Umutsuzca odama döndüm, camdan dışarıyı izlemekten daha iyi bir aktivite kalmıyordu geriye. Üzerime eski kıyafetlerimi giyindim ve yatağımın yanındaki camdan aşağıda durmadan oradan oraya koşuşturan insanları izlemeye başladım. Herkesin acil bir işi varmış gibiydi. Kimisi bir diğerine bağırarak “Yeni gelen var, açılın, çekilin kenara,” derken kimisiyse “Acele edin, kaybedecek vaktimiz yok,” diye bağırıyordu. Tüm bu sesler içimi rahatlatmamıştı, aksine beni daha önceden duyduğum o boşluk hissi ile yüzleşmeye itmişti.

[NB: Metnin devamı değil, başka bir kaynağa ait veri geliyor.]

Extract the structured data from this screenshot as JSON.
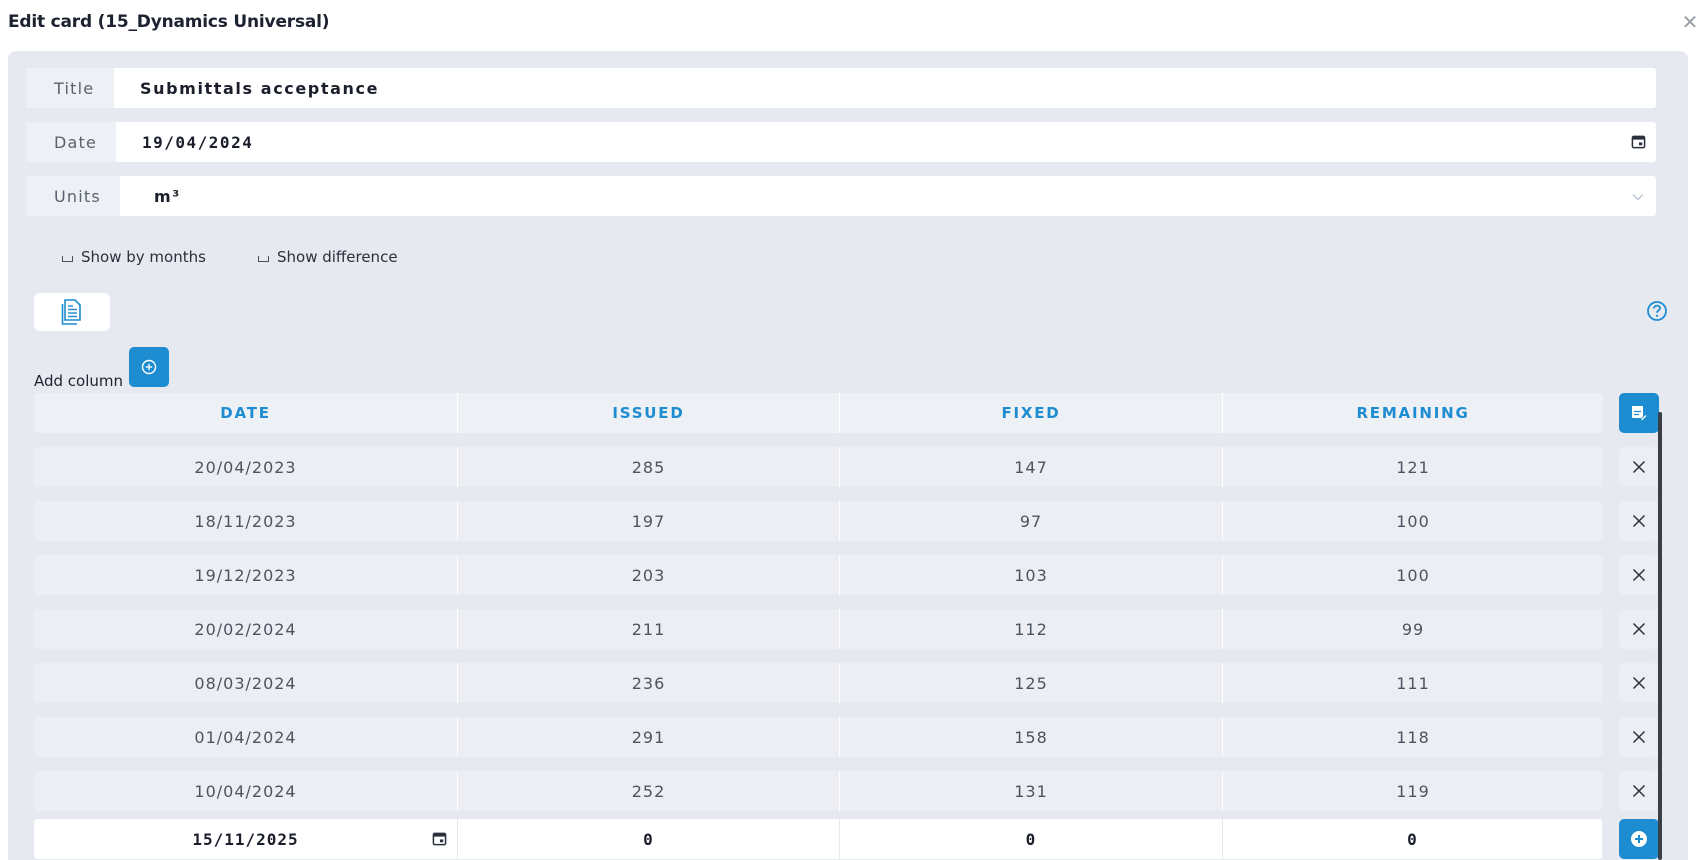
{
  "dialog": {
    "title": "Edit card (15_Dynamics Universal)"
  },
  "fields": {
    "title_label": "Title",
    "title_value": "Submittals acceptance",
    "date_label": "Date",
    "date_value": "19/04/2024",
    "units_label": "Units",
    "units_value": "m³"
  },
  "options": {
    "show_by_months": "Show by months",
    "show_difference": "Show difference",
    "show_by_months_checked": false,
    "show_difference_checked": false
  },
  "add_column_label": "Add column",
  "table": {
    "headers": [
      "DATE",
      "ISSUED",
      "FIXED",
      "REMAINING"
    ],
    "rows": [
      [
        "20/04/2023",
        "285",
        "147",
        "121"
      ],
      [
        "18/11/2023",
        "197",
        "97",
        "100"
      ],
      [
        "19/12/2023",
        "203",
        "103",
        "100"
      ],
      [
        "20/02/2024",
        "211",
        "112",
        "99"
      ],
      [
        "08/03/2024",
        "236",
        "125",
        "111"
      ],
      [
        "01/04/2024",
        "291",
        "158",
        "118"
      ],
      [
        "10/04/2024",
        "252",
        "131",
        "119"
      ]
    ],
    "new_row": [
      "15/11/2025",
      "0",
      "0",
      "0"
    ]
  },
  "colors": {
    "accent": "#1d8cd0",
    "panel": "#e6e9f0"
  },
  "icons": {
    "close": "close-icon",
    "calendar": "calendar-icon",
    "chevron": "chevron-down-icon",
    "report": "report-icon",
    "help": "help-icon",
    "add": "add-circle-icon",
    "table_edit": "table-edit-icon",
    "delete": "delete-icon"
  }
}
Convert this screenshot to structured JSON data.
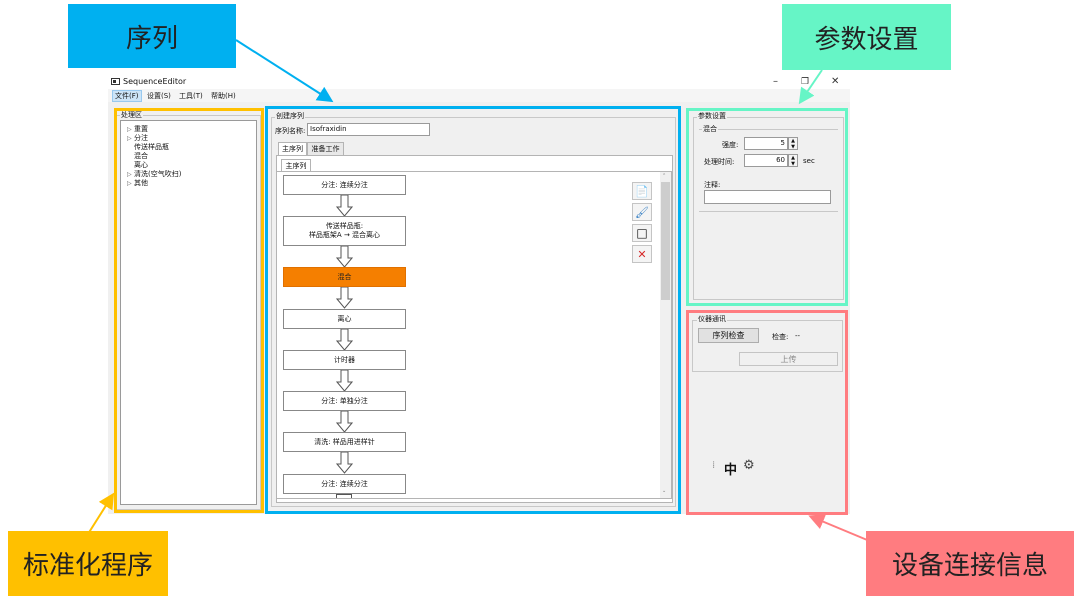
{
  "window": {
    "title": "SequenceEditor",
    "controls": {
      "minimize": "–",
      "restore": "❐",
      "close": "✕"
    }
  },
  "menu": [
    "文件(F)",
    "设置(S)",
    "工具(T)",
    "帮助(H)"
  ],
  "process_area": {
    "label": "处理区",
    "items": [
      {
        "label": "重置",
        "expandable": true
      },
      {
        "label": "分注",
        "expandable": true
      },
      {
        "label": "传送样品瓶",
        "expandable": false
      },
      {
        "label": "混合",
        "expandable": false
      },
      {
        "label": "离心",
        "expandable": false
      },
      {
        "label": "清洗(空气吹扫)",
        "expandable": true
      },
      {
        "label": "其他",
        "expandable": true
      }
    ]
  },
  "sequence": {
    "group_label": "创建序列",
    "name_label": "序列名称:",
    "name_value": "Isofraxidin",
    "tabs": [
      "主序列",
      "准备工作"
    ],
    "inner_tab": "主序列",
    "steps": [
      {
        "label": "分注: 连续分注",
        "active": false
      },
      {
        "label": "传送样品瓶:",
        "sub": "样品瓶架A → 混合离心",
        "active": false
      },
      {
        "label": "混合",
        "active": true
      },
      {
        "label": "离心",
        "active": false
      },
      {
        "label": "计时器",
        "active": false
      },
      {
        "label": "分注: 单独分注",
        "active": false
      },
      {
        "label": "清洗: 样品用进样针",
        "active": false
      },
      {
        "label": "分注: 连续分注",
        "active": false
      }
    ],
    "tool_icons": [
      "copy-icon",
      "brush-icon",
      "square-icon",
      "delete-icon"
    ],
    "tool_glyphs": [
      "📄",
      "🖌",
      "□",
      "✕"
    ]
  },
  "params": {
    "group_label": "参数设置",
    "sub_label": "混合",
    "intensity_label": "强度:",
    "intensity_value": "5",
    "time_label": "处理时间:",
    "time_value": "60",
    "time_unit": "sec",
    "note_label": "注释:",
    "note_value": ""
  },
  "comm": {
    "group_label": "仪器通讯",
    "check_button": "序列检查",
    "check_label": "检查:",
    "check_value": "--",
    "upload_button": "上传",
    "ime_mode": "中",
    "ime_separator": "⁞",
    "gear_glyph": "⚙"
  },
  "callouts": {
    "sequence": "序列",
    "params": "参数设置",
    "standard": "标准化程序",
    "device": "设备连接信息"
  },
  "colors": {
    "sequence": "#00b0f0",
    "params": "#66f5c6",
    "standard": "#ffc000",
    "device": "#ff7c80",
    "active_step": "#f57f00"
  }
}
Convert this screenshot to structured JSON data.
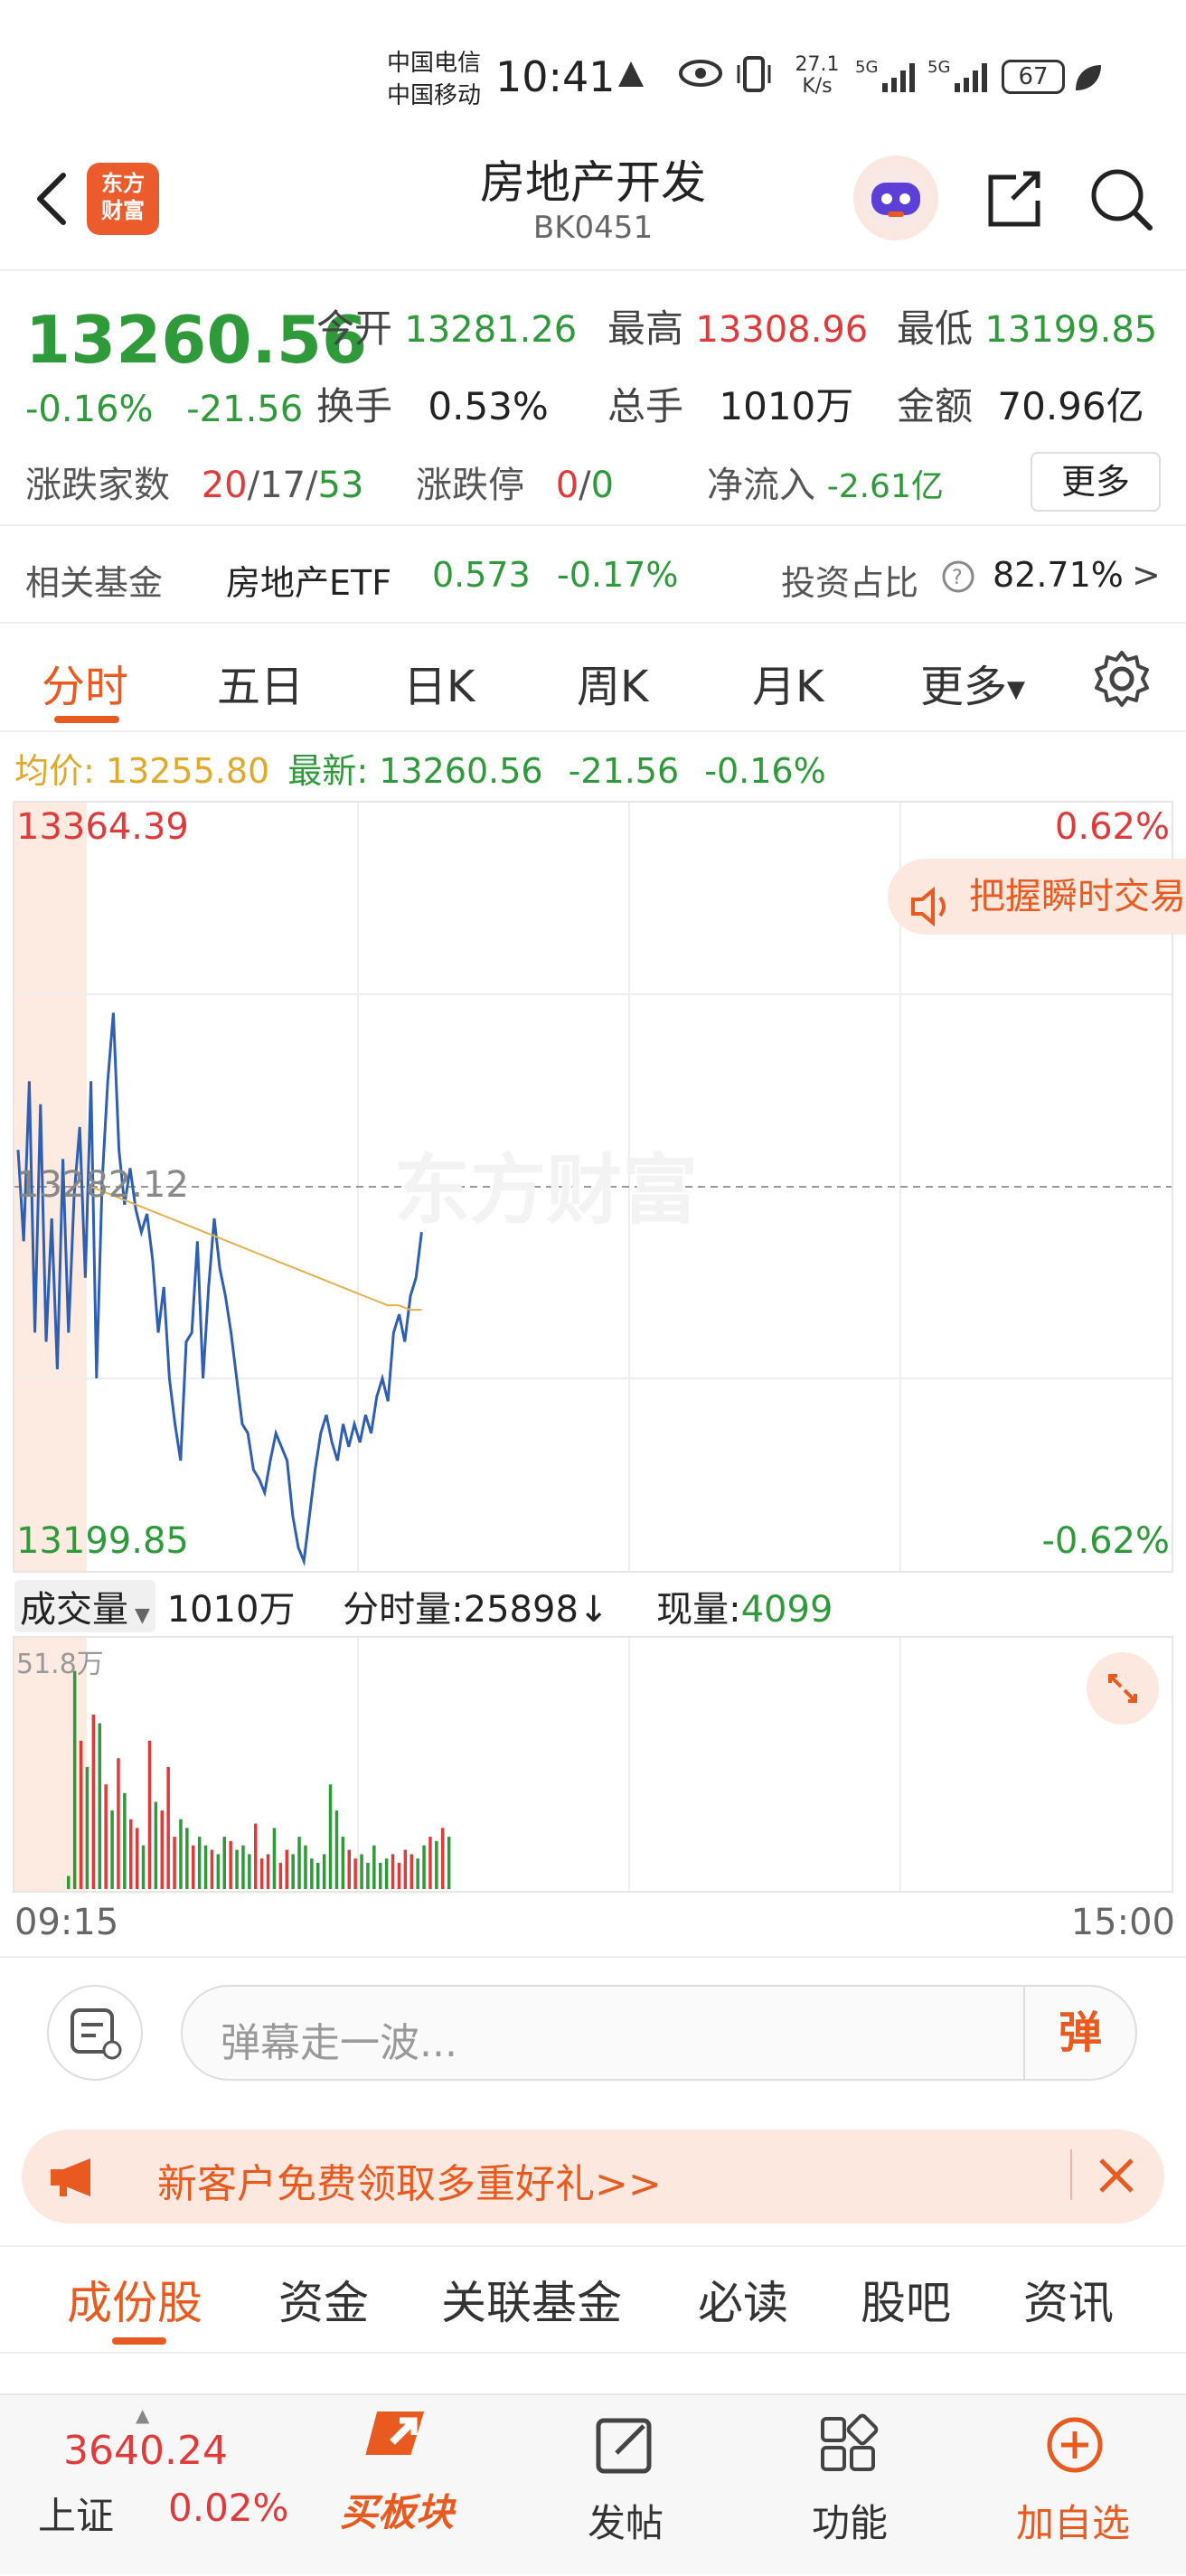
{
  "status_bar": {
    "carrier1": "中国电信",
    "carrier2": "中国移动",
    "time": "10:41",
    "speed": "27.1 K/s",
    "battery": "67"
  },
  "header": {
    "logo_text": "东方财富",
    "title": "房地产开发",
    "code": "BK0451"
  },
  "quote": {
    "price": "13260.56",
    "change_pct": "-0.16%",
    "change_abs": "-21.56",
    "open_label": "今开",
    "open": "13281.26",
    "high_label": "最高",
    "high": "13308.96",
    "low_label": "最低",
    "low": "13199.85",
    "turnover_label": "换手",
    "turnover": "0.53%",
    "volume_label": "总手",
    "volume": "1010万",
    "amount_label": "金额",
    "amount": "70.96亿",
    "updown_label": "涨跌家数",
    "up": "20",
    "flat": "17",
    "down": "53",
    "limit_label": "涨跌停",
    "limit_up": "0",
    "limit_down": "0",
    "netflow_label": "净流入",
    "netflow": "-2.61亿",
    "more_label": "更多"
  },
  "fund": {
    "label": "相关基金",
    "name": "房地产ETF",
    "price": "0.573",
    "change": "-0.17%",
    "ratio_label": "投资占比",
    "ratio": "82.71%"
  },
  "tabs": [
    "分时",
    "五日",
    "日K",
    "周K",
    "月K",
    "更多"
  ],
  "chart_header": {
    "avg_label": "均价:",
    "avg": "13255.80",
    "latest_label": "最新:",
    "latest": "13260.56",
    "chg": "-21.56",
    "pct": "-0.16%"
  },
  "chart": {
    "y_top": "13364.39",
    "y_bottom": "13199.85",
    "pct_top": "0.62%",
    "pct_bottom": "-0.62%",
    "ref_label": "13282.12",
    "watermark": "东方财富",
    "tip": "把握瞬时交易"
  },
  "volume": {
    "select_label": "成交量",
    "total": "1010万",
    "fen_label": "分时量:",
    "fen_value": "25898",
    "now_label": "现量:",
    "now_value": "4099",
    "max_label": "51.8万"
  },
  "time_axis": {
    "start": "09:15",
    "end": "15:00"
  },
  "comment": {
    "placeholder": "弹幕走一波...",
    "send": "弹"
  },
  "promo": {
    "text": "新客户免费领取多重好礼>>"
  },
  "bottom_tabs": [
    "成份股",
    "资金",
    "关联基金",
    "必读",
    "股吧",
    "资讯"
  ],
  "nav": {
    "index_value": "3640.24",
    "index_name": "上证",
    "index_pct": "0.02%",
    "buy_label": "买板块",
    "post_label": "发帖",
    "func_label": "功能",
    "add_label": "加自选"
  },
  "chart_data": {
    "type": "line",
    "ylim": [
      13199.85,
      13364.39
    ],
    "reference": 13282.12,
    "price": [
      13290,
      13270,
      13305,
      13250,
      13300,
      13248,
      13275,
      13242,
      13288,
      13250,
      13280,
      13295,
      13262,
      13305,
      13240,
      13283,
      13305,
      13320,
      13290,
      13278,
      13286,
      13277,
      13272,
      13276,
      13266,
      13250,
      13260,
      13240,
      13230,
      13222,
      13248,
      13250,
      13270,
      13240,
      13260,
      13275,
      13264,
      13258,
      13250,
      13240,
      13230,
      13228,
      13220,
      13218,
      13215,
      13222,
      13228,
      13225,
      13222,
      13210,
      13203,
      13200,
      13210,
      13220,
      13228,
      13232,
      13226,
      13222,
      13230,
      13225,
      13230,
      13226,
      13232,
      13228,
      13236,
      13240,
      13235,
      13250,
      13254,
      13248,
      13258,
      13262,
      13272
    ],
    "avg": [
      13282,
      13281,
      13280,
      13279,
      13278,
      13277,
      13276,
      13275,
      13274,
      13273,
      13272,
      13271,
      13270,
      13269,
      13268,
      13267,
      13266,
      13265,
      13264,
      13263,
      13262,
      13261,
      13260,
      13259,
      13258,
      13257,
      13256,
      13256,
      13255,
      13255
    ],
    "volume_max": 51.8,
    "volumes": [
      3,
      50,
      34,
      28,
      40,
      38,
      24,
      18,
      30,
      22,
      16,
      14,
      10,
      34,
      20,
      18,
      28,
      12,
      16,
      14,
      10,
      12,
      10,
      9,
      8,
      12,
      11,
      9,
      10,
      8,
      15,
      7,
      8,
      14,
      6,
      9,
      8,
      12,
      10,
      7,
      6,
      8,
      24,
      18,
      12,
      9,
      7,
      8,
      6,
      10,
      6,
      7,
      8,
      6,
      9,
      8,
      7,
      10,
      12,
      11,
      14,
      12
    ]
  }
}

Oturup düşünmeye başladım, uzunca süre düşündüm. İçimdeki bu hissin sebebi ne olabilirdi? Tüm gün düşünmüştüm neredeyse ancak hiçbir şey yoktu, bulamıyordum. Ailemin gelmesini bekliyordum fakat ortada onlardan da iz yoktu. Bir anda bir şeyler şekillenmeye başlamıştı aklımda, alarm sesi geri gelmişti ancak bu sefer çok daha hızlı bir ritimle ötüyordu. Bir şeyler farklıydı, etraf kararmaya başladı. Karardıkça karardı etrafım. Artık hiçbir şey göremiyordum, içimi kaplayan o boşluk artık etrafımı da kaplıyordu. İçimdeki şey beni kendi içine almıştı.
Gözlerimi açtım, bir hastane odasındaydım. Alarm seslerini hala duyuyordum, nereden geldiğine baktım. Daha sonra fark ettim ki tüm bu alarm sesinin kaynağı benim kalp atışlarımı gösteren bir monitörden gelmekteydi. Her şey yerine oturmaya başlamıştı, kabullenmek istemiyordum lakin gerçekler buydu. Biz o kaçınılmaz kazayı yapmıştık, artık ailem yoktu. İçimdeki o boşluk, gördüğüm rüyalar… Meğer zihnim bana bir oyun oynuyordu, bu rüyalar gerçek değildi. Sadece ailemden geriye kalanlar, şu anda bulunduğum ortamdakilerle bendim.